Запретное целительство. Сеньорита Смерть (СИ) - Сотер Таис. Страница 43

И я не сразу заметила, что больше не одна. Когда очередное «кино» кончилось, я включила свет, чтобы выбрать новую музыкальную пластинку, и только тогда заметила, что в одном из кресел развалился Рихтер.

Я так и застыла, молча на него смотря.

– Сеньорита, что вам поставить? – донесся сверху глухой голос оператора синематографического театра.

– Ничего. Я уже ухожу! – громко сказала я, убирая пластинку обратно в стопку. Льющийся свет из окошка над головами потух, и по глухому стук я поняла, что оператор ушёл.

Глава 38. Дуракаваляние?

Я же сбежать не успела. Рихтер загородил мне дверь.

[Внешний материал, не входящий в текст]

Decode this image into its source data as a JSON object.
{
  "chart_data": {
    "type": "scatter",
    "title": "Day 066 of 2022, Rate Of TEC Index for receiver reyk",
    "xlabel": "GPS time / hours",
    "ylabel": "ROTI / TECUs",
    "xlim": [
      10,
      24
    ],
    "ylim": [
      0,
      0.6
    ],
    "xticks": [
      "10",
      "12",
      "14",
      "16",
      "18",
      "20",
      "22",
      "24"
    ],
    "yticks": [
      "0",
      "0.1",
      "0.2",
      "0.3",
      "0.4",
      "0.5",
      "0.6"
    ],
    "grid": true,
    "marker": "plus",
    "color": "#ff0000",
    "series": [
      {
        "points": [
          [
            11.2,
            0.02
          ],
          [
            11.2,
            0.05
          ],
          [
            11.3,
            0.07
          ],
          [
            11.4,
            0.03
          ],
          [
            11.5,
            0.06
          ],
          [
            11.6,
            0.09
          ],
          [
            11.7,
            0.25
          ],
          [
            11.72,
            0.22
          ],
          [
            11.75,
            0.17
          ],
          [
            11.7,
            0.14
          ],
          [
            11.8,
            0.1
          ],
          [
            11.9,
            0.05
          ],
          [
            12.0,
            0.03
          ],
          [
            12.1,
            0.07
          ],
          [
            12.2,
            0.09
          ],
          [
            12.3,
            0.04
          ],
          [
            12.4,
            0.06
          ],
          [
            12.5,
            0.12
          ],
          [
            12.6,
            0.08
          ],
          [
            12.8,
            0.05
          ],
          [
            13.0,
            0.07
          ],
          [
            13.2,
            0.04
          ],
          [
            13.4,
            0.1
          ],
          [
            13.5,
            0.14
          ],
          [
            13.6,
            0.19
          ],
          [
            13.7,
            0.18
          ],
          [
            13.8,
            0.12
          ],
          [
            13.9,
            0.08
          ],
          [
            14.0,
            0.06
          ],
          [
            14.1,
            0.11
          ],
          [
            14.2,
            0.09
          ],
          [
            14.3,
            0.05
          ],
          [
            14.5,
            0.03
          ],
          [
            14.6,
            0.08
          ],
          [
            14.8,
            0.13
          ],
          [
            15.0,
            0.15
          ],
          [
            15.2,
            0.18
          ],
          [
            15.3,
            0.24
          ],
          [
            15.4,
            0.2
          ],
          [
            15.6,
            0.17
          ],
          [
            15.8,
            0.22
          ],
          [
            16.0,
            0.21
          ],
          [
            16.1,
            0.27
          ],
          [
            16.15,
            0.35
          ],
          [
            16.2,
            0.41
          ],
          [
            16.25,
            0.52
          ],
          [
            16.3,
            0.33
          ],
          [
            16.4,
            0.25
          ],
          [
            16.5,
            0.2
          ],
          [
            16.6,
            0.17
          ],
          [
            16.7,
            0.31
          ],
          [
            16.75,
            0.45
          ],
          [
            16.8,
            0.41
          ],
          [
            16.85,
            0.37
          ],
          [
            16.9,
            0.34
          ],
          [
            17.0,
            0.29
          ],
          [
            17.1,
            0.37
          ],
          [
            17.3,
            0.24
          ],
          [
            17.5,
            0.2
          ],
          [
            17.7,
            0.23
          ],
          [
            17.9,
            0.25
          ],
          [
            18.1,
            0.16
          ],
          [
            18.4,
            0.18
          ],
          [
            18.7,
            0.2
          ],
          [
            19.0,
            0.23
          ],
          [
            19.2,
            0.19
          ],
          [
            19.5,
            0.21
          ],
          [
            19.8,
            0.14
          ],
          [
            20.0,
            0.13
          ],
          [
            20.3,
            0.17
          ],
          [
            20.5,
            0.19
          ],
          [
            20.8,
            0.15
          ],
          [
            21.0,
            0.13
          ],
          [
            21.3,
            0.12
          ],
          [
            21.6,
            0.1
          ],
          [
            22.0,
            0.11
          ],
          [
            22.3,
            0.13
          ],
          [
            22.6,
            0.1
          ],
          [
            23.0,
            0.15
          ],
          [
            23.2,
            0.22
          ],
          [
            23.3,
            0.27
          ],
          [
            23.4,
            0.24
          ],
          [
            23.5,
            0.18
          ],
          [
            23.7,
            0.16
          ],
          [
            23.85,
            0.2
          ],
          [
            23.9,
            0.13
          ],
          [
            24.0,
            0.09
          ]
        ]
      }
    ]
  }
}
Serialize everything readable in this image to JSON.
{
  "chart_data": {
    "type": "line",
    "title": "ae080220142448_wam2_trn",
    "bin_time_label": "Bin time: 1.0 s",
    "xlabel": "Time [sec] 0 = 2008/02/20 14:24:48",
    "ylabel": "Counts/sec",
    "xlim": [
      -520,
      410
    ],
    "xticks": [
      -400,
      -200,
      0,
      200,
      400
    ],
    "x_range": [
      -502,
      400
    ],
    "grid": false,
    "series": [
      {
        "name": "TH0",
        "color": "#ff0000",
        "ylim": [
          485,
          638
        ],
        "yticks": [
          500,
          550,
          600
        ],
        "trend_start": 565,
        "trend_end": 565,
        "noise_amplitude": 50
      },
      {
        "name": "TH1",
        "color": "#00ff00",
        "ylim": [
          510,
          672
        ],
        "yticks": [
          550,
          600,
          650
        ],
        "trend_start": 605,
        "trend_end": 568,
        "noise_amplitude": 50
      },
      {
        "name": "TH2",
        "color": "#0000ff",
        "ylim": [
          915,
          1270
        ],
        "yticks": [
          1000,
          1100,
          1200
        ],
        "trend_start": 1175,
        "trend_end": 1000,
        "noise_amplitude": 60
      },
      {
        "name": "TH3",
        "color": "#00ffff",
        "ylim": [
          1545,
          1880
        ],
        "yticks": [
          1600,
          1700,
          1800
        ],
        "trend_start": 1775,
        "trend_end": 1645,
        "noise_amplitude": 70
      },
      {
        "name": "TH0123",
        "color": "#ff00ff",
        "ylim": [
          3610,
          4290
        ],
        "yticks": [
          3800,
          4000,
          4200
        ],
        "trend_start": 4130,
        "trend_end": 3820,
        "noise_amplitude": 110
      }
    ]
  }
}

– Рената, нам нужно поговорить.

– Завтра.

– Почему-то мне кажется, что завтра я тебя одну уже не застану.

– Кто тебе сказал, что я здесь? – с досадой спросила, усаживаясь в одно из кресел. Все же нужно было воспользоваться предложением дожа, и принести вино.

– Лау. Предложил поспешить, пока ты в хорошем настроении.

Все же Фоскарини меня подставил! Рихтер развернул соседнее кресло в мою сторону и уселся непозволительно близко. Наши колени почти соприкасались. Я отвела взгляд, не в силах смотреть в его серьезное лицо.

– Корбин, ты... вы что-то от меня хотите?

– После того, что между нами было, глупо сохранять вежливую дистанцию.

– Между нами ничего не было!

– Не думал, что ты решишься заняться самообманом. Тебе пришлось познакомится с той моей частью, которую я едва ли хотел бы ком-нибудь показывать. А ты, кажется, узнала о себе больше, чем хотела. Таковы уж стихии – они выворачивают наизнанку, делают скрытое явным, и не позволяют лгать.

Я до боли сжала подлокотники кресла.

– Тогда я – на самом деле такая? Похотливая и жестокая?

Маг поморщился от грубости моих слов и покачал головой.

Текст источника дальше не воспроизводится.